Amazon Web Services (AWS) and Anthropic are developing a new capability that would let organizations use their proprietary data to customize Anthropic's Claude 3 Haiku model.

The capability, currently in preview, is available to users of Amazon Bedrock using the U.S. West (Oregon) AWS region.

Haiku is the smallest and least pricey of generative AI firm Anthropic's Claude 3 line of AI models. Haiku and its more sophisticated counterparts, Opus and Sonnet, are available on Bedrock, Amazon's managed AI development platform that gives users access to pre-trained AI models via API.

The ability to fine-tune Haiku means that developers can train the model based on their specific business needs and using their own organization's data that's stored in an AWS S3 bucket. This enables the model to return outputs that are more contextually relevant than a general model can.

In a detailed blog post last week, AWS explained the fine-tuning process this way:

During fine-tuning, the weights of the pre-trained Anthropic Claude 3 Haiku model will get updated to enhance its performance on a specific target task. Fine-tuning allows the model to adapt its knowledge to the task-specific data distribution and vocabulary.

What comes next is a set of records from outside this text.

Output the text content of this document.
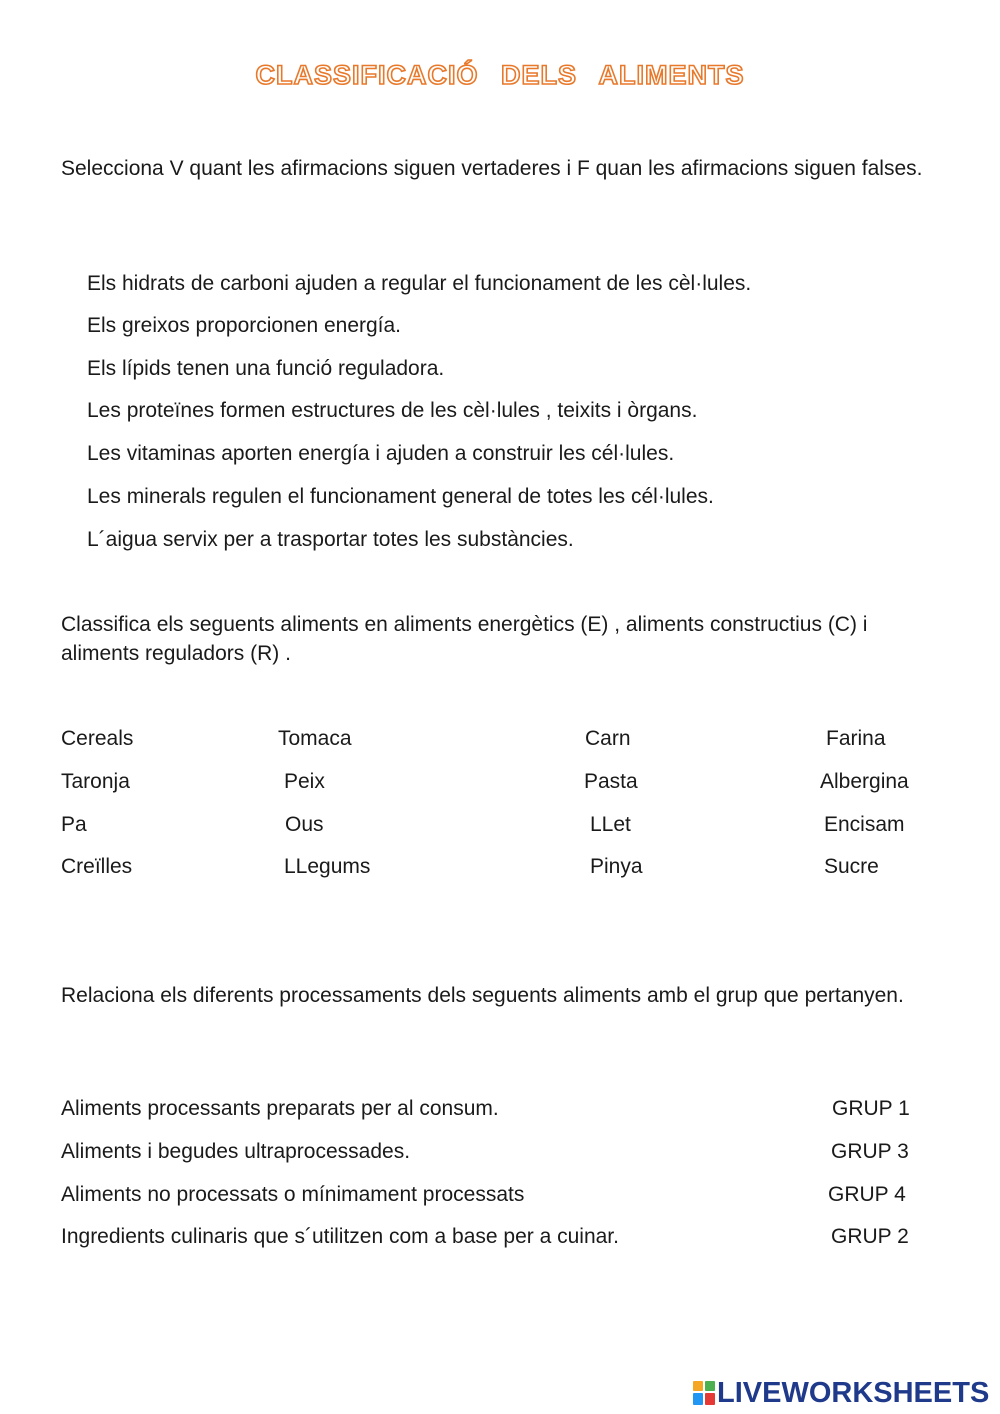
CLASSIFICACIÓ DELS ALIMENTS
Selecciona V quant les afirmacions siguen vertaderes i F quan les afirmacions siguen falses.
Els hidrats de carboni ajuden a regular el funcionament de les cèl·lules.
Els greixos proporcionen energía.
Els lípids tenen una funció reguladora.
Les proteïnes formen estructures de les cèl·lules , teixits i òrgans.
Les vitaminas aporten energía i ajuden a construir les cél·lules.
Les minerals regulen el funcionament general de totes les cél·lules.
L´aigua servix per a trasportar totes les substàncies.
Classifica els seguents aliments en aliments energètics (E) , aliments constructius (C) i aliments reguladors (R) .
Cereals	Tomaca	Carn	Farina
Taronja	Peix	Pasta	Albergina
Pa	Ous	LLet	Encisam
Creïlles	LLegums	Pinya	Sucre
Relaciona els diferents processaments dels seguents aliments amb el grup que pertanyen.
Aliments processants preparats per al consum.	GRUP 1
Aliments i begudes ultraprocessades.	GRUP 3
Aliments no processats o mínimament processats	GRUP 4
Ingredients culinaris que s´utilitzen com a base per a cuinar.	GRUP 2
LIVEWORKSHEETS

Hyperparameters like learning rate and batch size need to be tuned for optimal fine-tuning.

AWS proposed the following sample use cases for the capability:

  • Classification: For example, when you have 10,000 labeled examples and want Anthropic Claude to do really well at this task
  • Structured outputs: For example, when you need Anthropic Claude's response to always conform to a given structure
  • Industry knowledge: For example, when you need to teach Anthropic Claude how to answer questions about your company or industry
  • Tools and APIs: For example, when you need to teach Anthropic Claude how to use your APIs really well

A fine-tuned Haiku model can even be more useful for an organization than Opus or Sonnet, while still being faster and less expensive.

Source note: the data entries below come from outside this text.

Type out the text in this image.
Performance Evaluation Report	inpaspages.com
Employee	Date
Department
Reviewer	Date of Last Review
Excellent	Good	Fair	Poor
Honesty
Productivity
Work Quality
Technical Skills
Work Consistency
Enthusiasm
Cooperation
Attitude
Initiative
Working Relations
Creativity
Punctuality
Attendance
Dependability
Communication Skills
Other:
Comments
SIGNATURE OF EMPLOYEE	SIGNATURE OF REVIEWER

"This process enhances task-specific model performance, allowing the model to handle custom use cases with task-specific performance metrics that meet or surpass more powerful models like Anthropic Claude 3 Sonnet or Anthropic Claude 3 Opus," said AWS. "As a result, businesses can achieve improved performance with reduced costs and latency."

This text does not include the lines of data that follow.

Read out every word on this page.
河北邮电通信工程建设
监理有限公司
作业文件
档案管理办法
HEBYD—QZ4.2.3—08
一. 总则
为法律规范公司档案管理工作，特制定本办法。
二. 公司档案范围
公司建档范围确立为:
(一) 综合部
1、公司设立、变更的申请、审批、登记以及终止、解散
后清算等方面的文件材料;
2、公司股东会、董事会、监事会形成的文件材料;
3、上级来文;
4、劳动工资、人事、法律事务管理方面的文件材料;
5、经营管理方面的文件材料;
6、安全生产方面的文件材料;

Organizations may be wary of using their private data to ground an AI model, but Anthropic assured users in a separate blog post that "[p]roprietary training data remains within customers' AWS environment."

Neither AWS nor Anthropic indicated when or if a fine-tuning capability is in the works for Anthropic's other Claude 3 models.

Currently, the fine-tuning capability is limited to text up to 32,000 tokens in length, though Anthropic said it plans to add "vision capabilities" at some point.